A la mañana siguiente esperó a Lassiter a la misma hora, pero no se atrevió a ir ella
misma al patio y mandó a Fay. La señora Larkin estaba enferma y requería grandes cuidados.
Al parecer, la madre de la pequeña había empeorado desde que se trasladó a la mansión de
Withersteen, y hallábase a punto de morir. Juana había confiado en que la ausencia de
preocupaciones y penas, y una buena alimentación, lograrían restablecer la quebrantada salud
de la señora Larkin, pero no sucedió así.
Cuando Juana salió, por fin, al patio, estaba Fay sola en él, jugando con el agua del
arroyo.
De pronto llegó el ruido de cascos de caballo. No era el alegre sonido de los cascos de
Campanilla cuando llegaba Lassiter, sino un ruido más fuerte y. pesado, en el que Juana no
reconoció a ninguno de sus corceles.

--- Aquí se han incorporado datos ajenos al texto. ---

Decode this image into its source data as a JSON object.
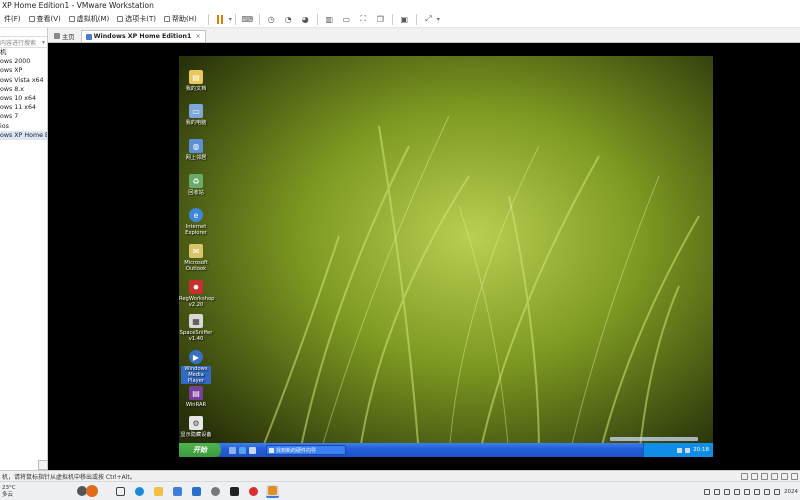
{
  "window": {
    "title": "XP Home Edition1 - VMware Workstation"
  },
  "menu": [
    {
      "label": "件(F)"
    },
    {
      "label": "查看(V)"
    },
    {
      "label": "虚拟机(M)"
    },
    {
      "label": "选项卡(T)"
    },
    {
      "label": "帮助(H)"
    }
  ],
  "library": {
    "search_placeholder": "内容进行搜索",
    "items": [
      {
        "label": "机"
      },
      {
        "label": "ows 2000"
      },
      {
        "label": "ows XP"
      },
      {
        "label": "ows Vista x64"
      },
      {
        "label": "ows 8.x"
      },
      {
        "label": "ows 10 x64"
      },
      {
        "label": "ows 11 x64"
      },
      {
        "label": "ows 7"
      },
      {
        "label": "ios"
      },
      {
        "label": "ows XP Home Ed"
      }
    ]
  },
  "tabs": [
    {
      "label": "主页"
    },
    {
      "label": "Windows XP Home Edition1"
    }
  ],
  "guest": {
    "desktop_icons": [
      {
        "label": "我的文档",
        "name": "my-documents"
      },
      {
        "label": "我的电脑",
        "name": "my-computer"
      },
      {
        "label": "网上邻居",
        "name": "network-places"
      },
      {
        "label": "回收站",
        "name": "recycle-bin"
      },
      {
        "label": "Internet Explorer",
        "name": "internet-explorer"
      },
      {
        "label": "Microsoft Outlook",
        "name": "microsoft-outlook"
      },
      {
        "label": "RegWorkshop v2.20",
        "name": "regworkshop"
      },
      {
        "label": "SpaceSniffer v1.40",
        "name": "spacesniffer"
      },
      {
        "label": "Windows Media Player",
        "name": "windows-media-player"
      },
      {
        "label": "WinRAR",
        "name": "winrar"
      },
      {
        "label": "显示隐藏设备",
        "name": "show-hidden-devices"
      }
    ],
    "taskbar": {
      "start_label": "开始",
      "task_label": "找到新的硬件向导",
      "clock": "20:18"
    }
  },
  "status": {
    "message": "机，请将鼠标指针从虚拟机中移出或按 Ctrl+Alt。"
  },
  "host_taskbar": {
    "weather_top": "23°C",
    "weather_bottom": "多云",
    "clock": "2024"
  }
}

Era el obispo quien llegaba, y su aparición sobresaltó a
la joven. Dyer desmontó rápidamente, y al penetrar en el patio interior pisó fuerte y recio,
mostrándose autoritario y furioso. Su aspecto recordó a Juana a su padre.
-¿Esa es la gol" de la Larkin? -preguntó con aspereza, sin saludar.
-Es la hija de la señora Larkin -- repuso Juana lentamente.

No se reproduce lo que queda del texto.